I know it must be hard, but looking back at all of the times I accused my mom of being "mean", she was really doing the right thing. :)

Shelby said...

I was the "mean mom" yesterday morning. By 12:30 I had a phone call with an apology....even when they get older they don't always like what you have to say (especially when they still need to grow up!) but at least if you teach them right (and sounds like your doing just that) they will appreciate you later. I promise!

Anonymous said...

Yep, stick to your guns. It isn't easy being the unpopular one but you have to look long term.

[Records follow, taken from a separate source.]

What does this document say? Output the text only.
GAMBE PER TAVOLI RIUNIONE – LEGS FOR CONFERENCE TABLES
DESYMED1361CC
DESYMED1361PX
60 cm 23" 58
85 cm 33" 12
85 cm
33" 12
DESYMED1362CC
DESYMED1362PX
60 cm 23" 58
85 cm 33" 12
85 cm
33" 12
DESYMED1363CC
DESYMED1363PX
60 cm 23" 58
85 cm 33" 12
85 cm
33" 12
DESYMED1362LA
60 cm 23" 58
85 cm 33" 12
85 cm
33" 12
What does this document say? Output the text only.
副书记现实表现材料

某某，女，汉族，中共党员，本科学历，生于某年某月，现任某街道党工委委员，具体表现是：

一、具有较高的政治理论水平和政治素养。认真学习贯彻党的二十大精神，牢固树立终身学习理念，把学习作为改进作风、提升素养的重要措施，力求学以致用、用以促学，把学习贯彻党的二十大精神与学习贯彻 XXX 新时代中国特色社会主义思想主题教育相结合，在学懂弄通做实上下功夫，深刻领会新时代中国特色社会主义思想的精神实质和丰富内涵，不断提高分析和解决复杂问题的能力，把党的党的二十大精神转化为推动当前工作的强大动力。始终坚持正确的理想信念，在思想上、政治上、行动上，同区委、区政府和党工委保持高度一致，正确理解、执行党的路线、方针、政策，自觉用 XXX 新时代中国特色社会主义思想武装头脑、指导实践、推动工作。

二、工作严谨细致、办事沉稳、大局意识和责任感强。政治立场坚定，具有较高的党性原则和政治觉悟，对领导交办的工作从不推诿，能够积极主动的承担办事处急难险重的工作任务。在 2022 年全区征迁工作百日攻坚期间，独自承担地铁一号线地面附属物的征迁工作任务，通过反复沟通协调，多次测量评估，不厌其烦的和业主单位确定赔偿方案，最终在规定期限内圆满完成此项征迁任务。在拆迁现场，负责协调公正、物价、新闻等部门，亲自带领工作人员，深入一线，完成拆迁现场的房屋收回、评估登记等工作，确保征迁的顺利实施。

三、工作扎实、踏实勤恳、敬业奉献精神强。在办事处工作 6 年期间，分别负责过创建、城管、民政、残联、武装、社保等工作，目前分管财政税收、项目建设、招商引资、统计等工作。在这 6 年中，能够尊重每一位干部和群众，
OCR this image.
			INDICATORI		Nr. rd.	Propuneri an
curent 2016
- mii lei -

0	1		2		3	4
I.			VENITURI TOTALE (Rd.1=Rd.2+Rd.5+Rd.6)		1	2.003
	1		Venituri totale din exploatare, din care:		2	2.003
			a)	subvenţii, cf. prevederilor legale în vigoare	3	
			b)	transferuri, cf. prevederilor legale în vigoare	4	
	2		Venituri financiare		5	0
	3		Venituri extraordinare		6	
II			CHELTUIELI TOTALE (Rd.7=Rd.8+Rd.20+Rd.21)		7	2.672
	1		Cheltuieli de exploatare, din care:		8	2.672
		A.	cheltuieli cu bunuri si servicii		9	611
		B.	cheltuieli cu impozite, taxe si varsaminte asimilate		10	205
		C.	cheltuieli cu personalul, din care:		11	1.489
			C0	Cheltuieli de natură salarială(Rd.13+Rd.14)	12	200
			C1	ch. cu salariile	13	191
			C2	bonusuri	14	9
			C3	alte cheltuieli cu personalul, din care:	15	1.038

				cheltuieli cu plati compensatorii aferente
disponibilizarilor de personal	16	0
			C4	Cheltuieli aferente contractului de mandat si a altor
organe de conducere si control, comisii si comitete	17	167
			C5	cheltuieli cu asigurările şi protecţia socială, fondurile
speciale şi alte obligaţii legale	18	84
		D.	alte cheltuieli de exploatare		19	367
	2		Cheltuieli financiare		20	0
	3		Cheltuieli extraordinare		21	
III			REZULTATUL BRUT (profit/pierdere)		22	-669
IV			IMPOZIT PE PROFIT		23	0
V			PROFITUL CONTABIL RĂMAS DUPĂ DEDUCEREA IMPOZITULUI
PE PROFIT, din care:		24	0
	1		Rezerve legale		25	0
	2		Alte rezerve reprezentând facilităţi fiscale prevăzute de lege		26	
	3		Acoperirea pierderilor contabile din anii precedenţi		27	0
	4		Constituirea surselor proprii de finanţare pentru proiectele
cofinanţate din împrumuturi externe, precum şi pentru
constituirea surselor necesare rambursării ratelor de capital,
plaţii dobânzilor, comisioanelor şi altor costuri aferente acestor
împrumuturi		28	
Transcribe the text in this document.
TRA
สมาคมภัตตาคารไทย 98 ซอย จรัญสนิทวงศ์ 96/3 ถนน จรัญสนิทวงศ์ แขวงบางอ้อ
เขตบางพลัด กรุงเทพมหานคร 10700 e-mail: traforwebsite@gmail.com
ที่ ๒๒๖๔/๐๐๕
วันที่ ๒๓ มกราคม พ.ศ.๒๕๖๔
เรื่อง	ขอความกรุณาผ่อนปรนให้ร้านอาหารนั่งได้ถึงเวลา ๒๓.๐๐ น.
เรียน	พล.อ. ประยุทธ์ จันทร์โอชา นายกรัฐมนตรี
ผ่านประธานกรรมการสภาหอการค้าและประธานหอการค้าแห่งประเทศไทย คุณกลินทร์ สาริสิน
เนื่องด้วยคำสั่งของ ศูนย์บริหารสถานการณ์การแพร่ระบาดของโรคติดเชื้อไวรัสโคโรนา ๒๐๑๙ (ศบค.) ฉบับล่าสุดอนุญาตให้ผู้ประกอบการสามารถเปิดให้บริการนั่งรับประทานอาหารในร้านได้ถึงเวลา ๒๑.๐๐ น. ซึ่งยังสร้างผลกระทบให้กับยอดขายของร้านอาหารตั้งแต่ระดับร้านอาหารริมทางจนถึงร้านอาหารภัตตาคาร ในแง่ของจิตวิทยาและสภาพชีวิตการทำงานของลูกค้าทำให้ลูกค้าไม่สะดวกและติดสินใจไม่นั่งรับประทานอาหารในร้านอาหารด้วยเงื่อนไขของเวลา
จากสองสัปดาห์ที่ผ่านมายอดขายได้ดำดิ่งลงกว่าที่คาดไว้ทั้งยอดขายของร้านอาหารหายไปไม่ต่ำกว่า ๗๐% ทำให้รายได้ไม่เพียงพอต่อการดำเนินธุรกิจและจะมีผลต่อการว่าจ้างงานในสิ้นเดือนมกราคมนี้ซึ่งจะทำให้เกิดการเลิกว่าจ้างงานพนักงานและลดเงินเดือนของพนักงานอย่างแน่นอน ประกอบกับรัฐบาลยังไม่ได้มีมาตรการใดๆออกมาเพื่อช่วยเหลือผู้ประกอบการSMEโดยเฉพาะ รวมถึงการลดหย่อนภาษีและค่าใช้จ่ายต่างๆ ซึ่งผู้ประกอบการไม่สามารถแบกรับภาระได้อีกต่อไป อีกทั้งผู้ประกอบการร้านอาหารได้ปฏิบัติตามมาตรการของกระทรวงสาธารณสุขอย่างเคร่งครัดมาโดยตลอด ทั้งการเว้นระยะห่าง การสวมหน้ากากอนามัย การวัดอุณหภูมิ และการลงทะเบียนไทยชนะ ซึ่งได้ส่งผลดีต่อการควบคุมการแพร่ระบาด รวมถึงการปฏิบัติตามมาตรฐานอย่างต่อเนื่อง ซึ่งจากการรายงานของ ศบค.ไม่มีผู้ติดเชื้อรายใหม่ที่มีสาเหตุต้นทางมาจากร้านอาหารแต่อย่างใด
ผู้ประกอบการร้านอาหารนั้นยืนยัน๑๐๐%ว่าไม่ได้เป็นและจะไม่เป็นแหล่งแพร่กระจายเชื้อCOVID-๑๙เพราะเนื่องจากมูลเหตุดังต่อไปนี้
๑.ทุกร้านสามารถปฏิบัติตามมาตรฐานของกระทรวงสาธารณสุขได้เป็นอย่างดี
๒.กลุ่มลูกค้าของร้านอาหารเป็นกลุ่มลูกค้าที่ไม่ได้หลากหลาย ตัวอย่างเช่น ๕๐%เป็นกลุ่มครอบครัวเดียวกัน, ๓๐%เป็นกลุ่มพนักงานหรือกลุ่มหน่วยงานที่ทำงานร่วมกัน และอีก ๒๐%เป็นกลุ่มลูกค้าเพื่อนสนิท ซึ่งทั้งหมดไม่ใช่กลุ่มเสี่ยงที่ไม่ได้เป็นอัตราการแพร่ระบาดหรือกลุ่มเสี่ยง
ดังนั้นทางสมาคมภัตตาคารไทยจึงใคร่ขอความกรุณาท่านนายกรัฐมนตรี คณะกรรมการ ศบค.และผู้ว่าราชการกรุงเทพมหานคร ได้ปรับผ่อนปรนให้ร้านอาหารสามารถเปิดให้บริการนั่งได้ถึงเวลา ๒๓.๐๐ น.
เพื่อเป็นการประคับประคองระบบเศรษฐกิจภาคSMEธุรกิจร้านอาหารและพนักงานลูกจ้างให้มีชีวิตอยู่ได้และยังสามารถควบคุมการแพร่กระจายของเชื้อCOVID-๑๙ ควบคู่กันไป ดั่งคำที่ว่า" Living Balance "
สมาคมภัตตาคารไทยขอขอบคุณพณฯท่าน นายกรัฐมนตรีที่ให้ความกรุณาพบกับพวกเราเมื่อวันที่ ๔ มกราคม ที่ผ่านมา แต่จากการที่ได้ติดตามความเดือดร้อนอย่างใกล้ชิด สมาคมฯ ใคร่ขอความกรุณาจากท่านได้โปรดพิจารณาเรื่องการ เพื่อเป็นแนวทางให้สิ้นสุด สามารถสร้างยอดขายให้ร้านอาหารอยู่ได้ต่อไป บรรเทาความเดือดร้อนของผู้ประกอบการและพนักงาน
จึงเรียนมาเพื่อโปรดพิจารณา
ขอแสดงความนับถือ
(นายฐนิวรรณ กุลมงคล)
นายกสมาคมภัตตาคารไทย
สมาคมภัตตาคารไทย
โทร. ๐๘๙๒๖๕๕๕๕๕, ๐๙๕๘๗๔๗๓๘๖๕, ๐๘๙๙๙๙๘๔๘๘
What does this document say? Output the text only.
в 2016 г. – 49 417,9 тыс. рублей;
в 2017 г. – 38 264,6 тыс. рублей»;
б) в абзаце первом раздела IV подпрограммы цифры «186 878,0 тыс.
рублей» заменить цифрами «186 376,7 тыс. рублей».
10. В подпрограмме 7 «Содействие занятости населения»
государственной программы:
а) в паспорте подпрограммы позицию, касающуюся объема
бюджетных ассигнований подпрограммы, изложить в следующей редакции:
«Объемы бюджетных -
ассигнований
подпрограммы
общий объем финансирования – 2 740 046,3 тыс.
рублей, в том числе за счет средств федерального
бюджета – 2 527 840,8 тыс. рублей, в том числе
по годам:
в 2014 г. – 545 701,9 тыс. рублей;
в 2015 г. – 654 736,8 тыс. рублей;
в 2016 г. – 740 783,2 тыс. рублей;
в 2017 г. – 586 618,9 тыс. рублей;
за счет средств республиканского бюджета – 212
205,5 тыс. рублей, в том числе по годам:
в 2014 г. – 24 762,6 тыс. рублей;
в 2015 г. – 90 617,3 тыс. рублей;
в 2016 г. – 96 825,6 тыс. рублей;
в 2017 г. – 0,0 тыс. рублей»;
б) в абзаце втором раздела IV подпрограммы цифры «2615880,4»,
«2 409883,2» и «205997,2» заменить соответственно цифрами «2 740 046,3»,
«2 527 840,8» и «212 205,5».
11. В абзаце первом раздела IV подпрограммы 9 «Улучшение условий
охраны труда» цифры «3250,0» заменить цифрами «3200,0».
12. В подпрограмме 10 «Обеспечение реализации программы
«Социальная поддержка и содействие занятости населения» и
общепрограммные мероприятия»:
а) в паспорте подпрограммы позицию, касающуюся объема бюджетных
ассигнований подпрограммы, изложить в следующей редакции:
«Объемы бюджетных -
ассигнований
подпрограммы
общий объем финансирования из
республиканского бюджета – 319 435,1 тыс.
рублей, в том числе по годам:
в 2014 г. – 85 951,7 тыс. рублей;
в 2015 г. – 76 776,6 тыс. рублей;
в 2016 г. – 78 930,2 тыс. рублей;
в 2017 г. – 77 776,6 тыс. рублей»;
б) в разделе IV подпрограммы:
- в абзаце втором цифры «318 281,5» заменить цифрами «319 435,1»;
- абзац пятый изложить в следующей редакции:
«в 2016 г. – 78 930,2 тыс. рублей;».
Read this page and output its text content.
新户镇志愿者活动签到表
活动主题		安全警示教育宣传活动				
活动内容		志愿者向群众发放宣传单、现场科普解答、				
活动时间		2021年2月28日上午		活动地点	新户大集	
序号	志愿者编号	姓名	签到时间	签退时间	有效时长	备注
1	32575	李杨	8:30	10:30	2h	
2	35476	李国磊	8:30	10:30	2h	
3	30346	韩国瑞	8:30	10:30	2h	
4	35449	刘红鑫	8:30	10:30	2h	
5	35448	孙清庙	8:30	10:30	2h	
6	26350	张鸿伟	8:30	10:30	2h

I had a friend who said "It isn't my job as a mother to be my kids' best friend but rather to raise them to be people that others enjoy being around"
Hang tough.
Jam

Anonymous said...

Awww, Chicky, I don't think you have to worry about scarring KK for life with this one. What would be far more detrimental is if you let her become self-will run riot. I think it's difficult to prepare a child for the future, to teach then responsibility and accountability, to postpone immediate gratifications for long-term payoffs. They haven't been on this planet long enough to see and understand the value of it all. We all want to have fun, no matter our age. She knows that about you, becauses you are a fun mom! But equally, if not more important,you are a caring, responsible mom! I'm in all four of your corners on this one.

Cookin'mama said...

There should be a "mean mom" club! I could be the president! Aww, the middle school years.... Good for you for sticking to your guns! It may be difficult now but you will be glad that you did.